Quando a ABA foi criada, a NBA apresentava problemas de identidade e muitas dificuldades em afirmar-se como a única liga profissional de basquetebol. Ainda que tenha resistido ao aparecimento e dissolução de outras competições concorrentes, a afirmação só aconteceu depois da já referida fusão com a ABA, que reforçou o leque de estrelas da NBA com a chegada de basquetebolistas como Julius “Dr. J” Erving, Rick Barry, George Gervin, ou Artis Gilmore.

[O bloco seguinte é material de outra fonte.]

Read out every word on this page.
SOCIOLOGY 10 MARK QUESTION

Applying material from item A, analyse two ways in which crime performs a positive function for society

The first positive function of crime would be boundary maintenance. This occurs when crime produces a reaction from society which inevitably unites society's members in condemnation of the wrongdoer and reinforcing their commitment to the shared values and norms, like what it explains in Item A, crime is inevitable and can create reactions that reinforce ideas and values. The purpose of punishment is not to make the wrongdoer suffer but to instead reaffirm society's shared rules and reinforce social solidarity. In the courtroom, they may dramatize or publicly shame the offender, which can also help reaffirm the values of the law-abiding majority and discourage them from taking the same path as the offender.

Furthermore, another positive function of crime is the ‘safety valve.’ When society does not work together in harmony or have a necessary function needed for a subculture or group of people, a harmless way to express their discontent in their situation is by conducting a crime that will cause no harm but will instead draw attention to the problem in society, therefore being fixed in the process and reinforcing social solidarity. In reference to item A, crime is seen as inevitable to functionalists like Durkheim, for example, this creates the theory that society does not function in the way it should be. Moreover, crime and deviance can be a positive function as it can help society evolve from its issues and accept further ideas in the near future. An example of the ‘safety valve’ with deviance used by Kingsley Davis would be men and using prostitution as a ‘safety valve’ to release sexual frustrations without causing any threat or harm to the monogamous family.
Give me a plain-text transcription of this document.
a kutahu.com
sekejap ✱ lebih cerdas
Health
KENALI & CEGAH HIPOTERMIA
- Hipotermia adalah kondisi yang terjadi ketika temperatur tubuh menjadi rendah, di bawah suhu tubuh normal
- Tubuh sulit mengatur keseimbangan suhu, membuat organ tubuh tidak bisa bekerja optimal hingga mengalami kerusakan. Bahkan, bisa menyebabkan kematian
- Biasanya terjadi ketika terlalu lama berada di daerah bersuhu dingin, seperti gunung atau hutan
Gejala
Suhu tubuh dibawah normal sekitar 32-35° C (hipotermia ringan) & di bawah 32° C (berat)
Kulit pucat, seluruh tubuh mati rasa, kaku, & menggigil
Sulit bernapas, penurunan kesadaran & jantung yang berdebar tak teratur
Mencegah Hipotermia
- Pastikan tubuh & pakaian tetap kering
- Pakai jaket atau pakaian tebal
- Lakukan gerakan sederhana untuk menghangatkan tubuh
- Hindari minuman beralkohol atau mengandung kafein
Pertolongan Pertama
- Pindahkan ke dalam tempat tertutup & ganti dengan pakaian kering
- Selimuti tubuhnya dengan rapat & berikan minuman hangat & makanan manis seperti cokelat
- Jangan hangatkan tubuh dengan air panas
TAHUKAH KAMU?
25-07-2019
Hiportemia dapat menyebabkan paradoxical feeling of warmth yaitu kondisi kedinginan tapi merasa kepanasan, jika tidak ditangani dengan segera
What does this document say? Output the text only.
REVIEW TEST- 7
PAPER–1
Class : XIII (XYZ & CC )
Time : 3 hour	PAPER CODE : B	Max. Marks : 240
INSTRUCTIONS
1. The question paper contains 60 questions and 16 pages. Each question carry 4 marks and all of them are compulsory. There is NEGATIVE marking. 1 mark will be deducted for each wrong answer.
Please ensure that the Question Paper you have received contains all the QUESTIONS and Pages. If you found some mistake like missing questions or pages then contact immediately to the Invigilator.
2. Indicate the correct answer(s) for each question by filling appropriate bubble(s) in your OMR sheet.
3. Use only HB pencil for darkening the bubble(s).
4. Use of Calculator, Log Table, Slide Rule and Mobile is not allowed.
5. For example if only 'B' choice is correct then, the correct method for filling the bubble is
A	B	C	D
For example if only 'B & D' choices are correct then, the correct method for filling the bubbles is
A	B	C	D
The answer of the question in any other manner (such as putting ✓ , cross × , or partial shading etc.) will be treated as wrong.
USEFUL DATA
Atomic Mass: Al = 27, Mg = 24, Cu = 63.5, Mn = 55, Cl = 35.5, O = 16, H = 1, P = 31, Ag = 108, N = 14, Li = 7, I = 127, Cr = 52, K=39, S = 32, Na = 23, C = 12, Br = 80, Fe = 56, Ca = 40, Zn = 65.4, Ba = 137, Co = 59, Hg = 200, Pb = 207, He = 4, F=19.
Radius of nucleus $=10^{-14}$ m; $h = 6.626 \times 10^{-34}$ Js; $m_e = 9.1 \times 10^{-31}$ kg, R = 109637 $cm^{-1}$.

 As 11 equipas que iniciaram a ABA apresentavam-se numa competição com um estilo de jogo mais virado para o espectáculo: defesa pressionante e contra-ataques alucinantes que contrastavam com um estilo de jogo mais lento da NBA. Uma das novidades que contribuía para esta diferença era a linha de três pontos, até aí apenas apresentada na única temporada de existência da American Basketball League (ABL) uns anos antes, em 1961-62. (Curiosamente, um dos grandes defensores da linha de três pontos foi o gigante Mr. Basketball, George Mikan, um dos fundadores da ABA e primeiro comissário da liga, que na sua lendária carreira pelos Minneapolis Lakers dificilmente terá lançado mais de uma mão cheia de vezes de fora do garrafão).

Foi neste ambiente de descoberta de uma nova faceta do basquetebol que entrou Louie Dampier, com 23 anos. O base de 1,83m chegou à recém-criada liga vindo de três épocas de sucesso na NCAA ao serviço dos Kentucky Wildcats (esses!) de Adolph Rupp, onde fez dupla com Pat Riley (esse!). O seu percurso universitário foi de sucesso: foi escolhido para Consensus All-American da NCAA em 1966 e 1967, anos em que também foram seleccionados nomes como Dave Bing, Elvin Hayes ou Lew Alcindor.

Dampier e Riley separaram-se na saída universitária: Pat Riley seguiu para a NBA e Dampier seguiu para a ABA. Nos Kentucky Colonels fez parelha com outro base, Darel Carrier.

Darel Carrier era um lançador de três pontos de muita qualidade, especialmente para a época. Na sua carreira de seis anos na ABA, lançou 38% de longa distância, marcando mais de um por jogo nas suas três primeiras épocas.

Dampier, apesar de já ser um excelente lançador na universidade – o seu treinador, Adolph Rupp, disse que era o melhor lançador que alguma vez treinara –nem mostrou muita apetência para a longa distância na primeira época como profissional, convertendo apenas 26% das suas tentativas. Ainda assim, foi All-Star e marcou 20,7 pontos por jogo. Nessa primeira época da ABA, o líder de três pontos foi Les Salvage, que tentou 5,9 triplos por jogo, mas não foi muito eficiente, marcando 1,9 por jogo (31,9%).

Dampier, contudo, mostrou na segunda época o que seria o basquetebol dali a meio século. (Que exagero, pensa o leitor. Vamos aos números.)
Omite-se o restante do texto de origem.